An animal model for studying angiotensin-converting enzyme type 2 (ACE2) on the pathogenic process in acute lung injury

Cheng-Han Lin* (林承翰), Yi-Ju Chen* (陳怡洳), Ho-Ju Chang, Chih-Sheng Lin1

National Yang Ming Chiao Tung University 

Background: The ongoing COVID-19 pandemic has highlighted Angiotensin converting enzyme type 2 (ACE2) is critical in SARS-CoV-2 infection. ACE2. In the renin angiotensin system (RAS), ACE2 play a protective role by cleaving angiotensin II (Ang II) to generate angiotensin 1-7 (Ang 1-7). In the study, we aimed to investigate ACE2 in acid-induced acute lung injury (ALI), the mouse with genetic modifications of hACE2(+)/mACE2(-) were performed to explore the effects of ACE2 in ALI pathogenesis.

Animal and Treatments: The wild-type (WT) and genetic modifications mice, including hACE2 transgenic (K18-hACE2 TG) and mACE2 knockout (mACE2 KO) mice were used in this study. The mice were treated intratracheal instillation of HCl once every three days, twice in total (2 ml/g, 0.1 N) and then sacrificed after 4 days and 11 days of acid treatment for pathological examination of the lungs. Bronchoalveolar lavage fluid (BALF) of the mice were collected for inflammatory cytokines assay.

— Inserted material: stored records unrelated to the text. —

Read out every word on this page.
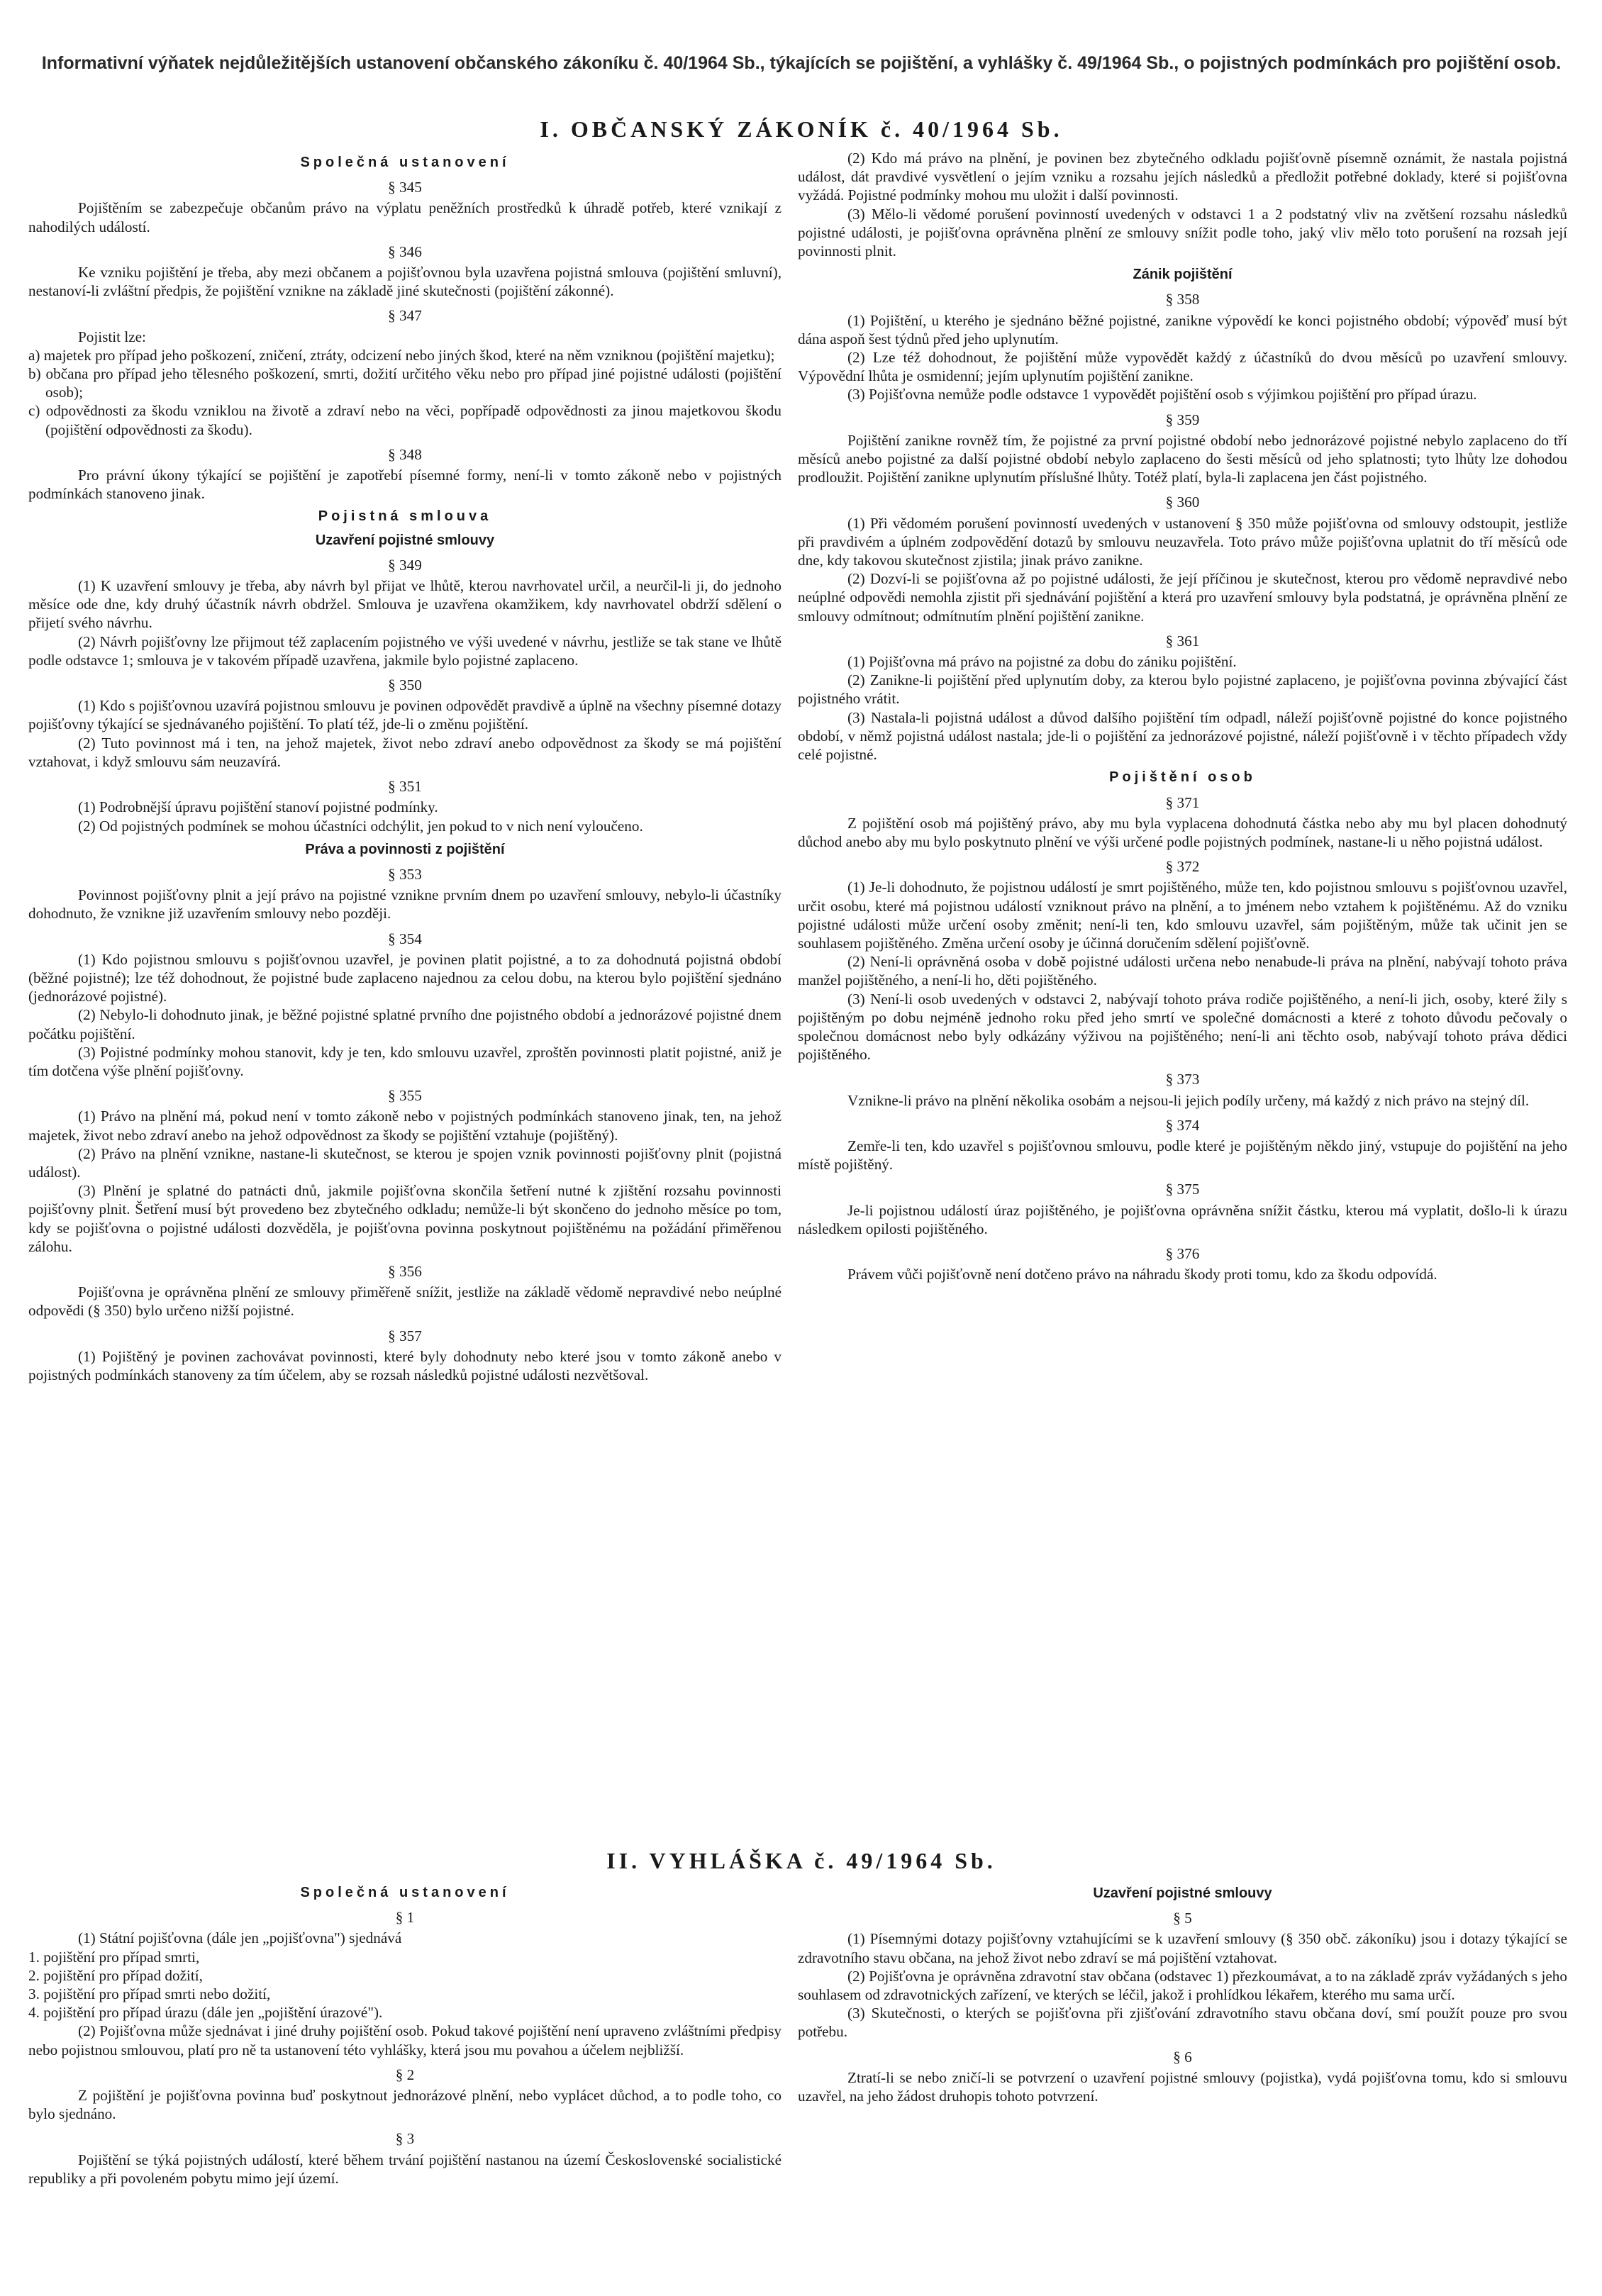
Informativní výňatek nejdůležitějších ustanovení občanského zákoníku č. 40/1964 Sb., týkajících se pojištění, a vyhlášky č. 49/1964 Sb., o pojistných podmínkách pro pojištění osob.
I. OBČANSKÝ ZÁKONÍK č. 40/1964 Sb.
Společná ustanovení
§ 345

Pojištěním se zabezpečuje občanům právo na výplatu peněžních prostředků k úhradě potřeb, které vznikají z nahodilých událostí.

§ 346

Ke vzniku pojištění je třeba, aby mezi občanem a pojišťovnou byla uzavřena pojistná smlouva (pojištění smluvní), nestanoví-li zvláštní předpis, že pojištění vznikne na základě jiné skutečnosti (pojištění zákonné).

§ 347

Pojistit lze:

a) majetek pro případ jeho poškození, zničení, ztráty, odcizení nebo jiných škod, které na něm vzniknou (pojištění majetku);

b) občana pro případ jeho tělesného poškození, smrti, dožití určitého věku nebo pro případ jiné pojistné události (pojištění osob);

c) odpovědnosti za škodu vzniklou na životě a zdraví nebo na věci, popřípadě odpovědnosti za jinou majetkovou škodu (pojištění odpovědnosti za škodu).

§ 348

Pro právní úkony týkající se pojištění je zapotřebí písemné formy, není-li v tomto zákoně nebo v pojistných podmínkách stanoveno jinak.

Pojistná smlouva
Uzavření pojistné smlouvy
§ 349

(1) K uzavření smlouvy je třeba, aby návrh byl přijat ve lhůtě, kterou navrhovatel určil, a neurčil-li ji, do jednoho měsíce ode dne, kdy druhý účastník návrh obdržel. Smlouva je uzavřena okamžikem, kdy navrhovatel obdrží sdělení o přijetí svého návrhu.

(2) Návrh pojišťovny lze přijmout též zaplacením pojistného ve výši uvedené v návrhu, jestliže se tak stane ve lhůtě podle odstavce 1; smlouva je v takovém případě uzavřena, jakmile bylo pojistné zaplaceno.

§ 350

(1) Kdo s pojišťovnou uzavírá pojistnou smlouvu je povinen odpovědět pravdivě a úplně na všechny písemné dotazy pojišťovny týkající se sjednávaného pojištění. To platí též, jde-li o změnu pojištění.

(2) Tuto povinnost má i ten, na jehož majetek, život nebo zdraví anebo odpovědnost za škody se má pojištění vztahovat, i když smlouvu sám neuzavírá.

§ 351

(1) Podrobnější úpravu pojištění stanoví pojistné podmínky.

(2) Od pojistných podmínek se mohou účastníci odchýlit, jen pokud to v nich není vyloučeno.

Práva a povinnosti z pojištění
§ 353

Povinnost pojišťovny plnit a její právo na pojistné vznikne prvním dnem po uzavření smlouvy, nebylo-li účastníky dohodnuto, že vznikne již uzavřením smlouvy nebo později.

§ 354

(1) Kdo pojistnou smlouvu s pojišťovnou uzavřel, je povinen platit pojistné, a to za dohodnutá pojistná období (běžné pojistné); lze též dohodnout, že pojistné bude zaplaceno najednou za celou dobu, na kterou bylo pojištění sjednáno (jednorázové pojistné).

(2) Nebylo-li dohodnuto jinak, je běžné pojistné splatné prvního dne pojistného období a jednorázové pojistné dnem počátku pojištění.

(3) Pojistné podmínky mohou stanovit, kdy je ten, kdo smlouvu uzavřel, zproštěn povinnosti platit pojistné, aniž je tím dotčena výše plnění pojišťovny.

§ 355

(1) Právo na plnění má, pokud není v tomto zákoně nebo v pojistných podmínkách stanoveno jinak, ten, na jehož majetek, život nebo zdraví anebo na jehož odpovědnost za škody se pojištění vztahuje (pojištěný).

(2) Právo na plnění vznikne, nastane-li skutečnost, se kterou je spojen vznik povinnosti pojišťovny plnit (pojistná událost).

(3) Plnění je splatné do patnácti dnů, jakmile pojišťovna skončila šetření nutné k zjištění rozsahu povinnosti pojišťovny plnit. Šetření musí být provedeno bez zbytečného odkladu; nemůže-li být skončeno do jednoho měsíce po tom, kdy se pojišťovna o pojistné události dozvěděla, je pojišťovna povinna poskytnout pojištěnému na požádání přiměřenou zálohu.

§ 356

Pojišťovna je oprávněna plnění ze smlouvy přiměřeně snížit, jestliže na základě vědomě nepravdivé nebo neúplné odpovědi (§ 350) bylo určeno nižší pojistné.

§ 357

(1) Pojištěný je povinen zachovávat povinnosti, které byly dohodnuty nebo které jsou v tomto zákoně anebo v pojistných podmínkách stanoveny za tím účelem, aby se rozsah následků pojistné události nezvětšoval.

(2) Kdo má právo na plnění, je povinen bez zbytečného odkladu pojišťovně písemně oznámit, že nastala pojistná událost, dát pravdivé vysvětlení o jejím vzniku a rozsahu jejích následků a předložit potřebné doklady, které si pojišťovna vyžádá. Pojistné podmínky mohou mu uložit i další povinnosti.

(3) Mělo-li vědomé porušení povinností uvedených v odstavci 1 a 2 podstatný vliv na zvětšení rozsahu následků pojistné události, je pojišťovna oprávněna plnění ze smlouvy snížit podle toho, jaký vliv mělo toto porušení na rozsah její povinnosti plnit.

Zánik pojištění
§ 358

(1) Pojištění, u kterého je sjednáno běžné pojistné, zanikne výpovědí ke konci pojistného období; výpověď musí být dána aspoň šest týdnů před jeho uplynutím.

(2) Lze též dohodnout, že pojištění může vypovědět každý z účastníků do dvou měsíců po uzavření smlouvy. Výpovědní lhůta je osmidenní; jejím uplynutím pojištění zanikne.

(3) Pojišťovna nemůže podle odstavce 1 vypovědět pojištění osob s výjimkou pojištění pro případ úrazu.

§ 359

Pojištění zanikne rovněž tím, že pojistné za první pojistné období nebo jednorázové pojistné nebylo zaplaceno do tří měsíců anebo pojistné za další pojistné období nebylo zaplaceno do šesti měsíců od jeho splatnosti; tyto lhůty lze dohodou prodloužit. Pojištění zanikne uplynutím příslušné lhůty. Totéž platí, byla-li zaplacena jen část pojistného.

§ 360

(1) Při vědomém porušení povinností uvedených v ustanovení § 350 může pojišťovna od smlouvy odstoupit, jestliže při pravdivém a úplném zodpovědění dotazů by smlouvu neuzavřela. Toto právo může pojišťovna uplatnit do tří měsíců ode dne, kdy takovou skutečnost zjistila; jinak právo zanikne.

(2) Dozví-li se pojišťovna až po pojistné události, že její příčinou je skutečnost, kterou pro vědomě nepravdivé nebo neúplné odpovědi nemohla zjistit při sjednávání pojištění a která pro uzavření smlouvy byla podstatná, je oprávněna plnění ze smlouvy odmítnout; odmítnutím plnění pojištění zanikne.

§ 361

(1) Pojišťovna má právo na pojistné za dobu do zániku pojištění.

(2) Zanikne-li pojištění před uplynutím doby, za kterou bylo pojistné zaplaceno, je pojišťovna povinna zbývající část pojistného vrátit.

(3) Nastala-li pojistná událost a důvod dalšího pojištění tím odpadl, náleží pojišťovně pojistné do konce pojistného období, v němž pojistná událost nastala; jde-li o pojištění za jednorázové pojistné, náleží pojišťovně i v těchto případech vždy celé pojistné.

Pojištění osob
§ 371

Z pojištění osob má pojištěný právo, aby mu byla vyplacena dohodnutá částka nebo aby mu byl placen dohodnutý důchod anebo aby mu bylo poskytnuto plnění ve výši určené podle pojistných podmínek, nastane-li u něho pojistná událost.

§ 372

(1) Je-li dohodnuto, že pojistnou událostí je smrt pojištěného, může ten, kdo pojistnou smlouvu s pojišťovnou uzavřel, určit osobu, které má pojistnou událostí vzniknout právo na plnění, a to jménem nebo vztahem k pojištěnému. Až do vzniku pojistné události může určení osoby změnit; není-li ten, kdo smlouvu uzavřel, sám pojištěným, může tak učinit jen se souhlasem pojištěného. Změna určení osoby je účinná doručením sdělení pojišťovně.

(2) Není-li oprávněná osoba v době pojistné události určena nebo nenabude-li práva na plnění, nabývají tohoto práva manžel pojištěného, a není-li ho, děti pojištěného.

(3) Není-li osob uvedených v odstavci 2, nabývají tohoto práva rodiče pojištěného, a není-li jich, osoby, které žily s pojištěným po dobu nejméně jednoho roku před jeho smrtí ve společné domácnosti a které z tohoto důvodu pečovaly o společnou domácnost nebo byly odkázány výživou na pojištěného; není-li ani těchto osob, nabývají tohoto práva dědici pojištěného.

§ 373

Vznikne-li právo na plnění několika osobám a nejsou-li jejich podíly určeny, má každý z nich právo na stejný díl.

§ 374

Zemře-li ten, kdo uzavřel s pojišťovnou smlouvu, podle které je pojištěným někdo jiný, vstupuje do pojištění na jeho místě pojištěný.

§ 375

Je-li pojistnou událostí úraz pojištěného, je pojišťovna oprávněna snížit částku, kterou má vyplatit, došlo-li k úrazu následkem opilosti pojištěného.

§ 376

Právem vůči pojišťovně není dotčeno právo na náhradu škody proti tomu, kdo za škodu odpovídá.

II. VYHLÁŠKA č. 49/1964 Sb.
Společná ustanovení
§ 1

(1) Státní pojišťovna (dále jen „pojišťovna") sjednává

1. pojištění pro případ smrti,

2. pojištění pro případ dožití,

3. pojištění pro případ smrti nebo dožití,

4. pojištění pro případ úrazu (dále jen „pojištění úrazové").

(2) Pojišťovna může sjednávat i jiné druhy pojištění osob. Pokud takové pojištění není upraveno zvláštními předpisy nebo pojistnou smlouvou, platí pro ně ta ustanovení této vyhlášky, která jsou mu povahou a účelem nejbližší.

§ 2

Z pojištění je pojišťovna povinna buď poskytnout jednorázové plnění, nebo vyplácet důchod, a to podle toho, co bylo sjednáno.

§ 3

Pojištění se týká pojistných událostí, které během trvání pojištění nastanou na území Československé socialistické republiky a při povoleném pobytu mimo její území.

Uzavření pojistné smlouvy
§ 5

(1) Písemnými dotazy pojišťovny vztahujícími se k uzavření smlouvy (§ 350 obč. zákoníku) jsou i dotazy týkající se zdravotního stavu občana, na jehož život nebo zdraví se má pojištění vztahovat.

(2) Pojišťovna je oprávněna zdravotní stav občana (odstavec 1) přezkoumávat, a to na základě zpráv vyžádaných s jeho souhlasem od zdravotnických zařízení, ve kterých se léčil, jakož i prohlídkou lékařem, kterého mu sama určí.

(3) Skutečnosti, o kterých se pojišťovna při zjišťování zdravotního stavu občana doví, smí použít pouze pro svou potřebu.

§ 6

Ztratí-li se nebo zničí-li se potvrzení o uzavření pojistné smlouvy (pojistka), vydá pojišťovna tomu, kdo si smlouvu uzavřel, na jeho žádost druhopis tohoto potvrzení.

Results: The results show that the significant injury and serious inflammation in the lungs of the mice by acid intratracheal instillation. It is identified that the acid-induced ALI was successfully established in the mice. Inflammation in the ALI was determined by white blood cells infiltration and the increased expression of inflammatory factor, TNF-a, IL-6 and TGF-ß1. Compared with the hACE2 TG mice, the inflammation and tissue injury were substantially pronounced in the lungs of WT and mACE2 KO mice after 4 days of acid treatment. However, the pathological damages in the lung of hACE2 TG mice significantly recovered compared to those in the WT mice after 11 days of acid treatment. Among the WT, hACE2 TG and mACE2 KO mice, the lung injury and inflammation induced by acid treatment were severe to recover in the mACE2 KO mice.

Conclusion: Our results indicate that in the absence of ACE2, the cell and tissue injury of acid-induced ALI is more severe, and the repair process in the injured lungs is slower and ACE2 could attenuate the lung damages of ALI.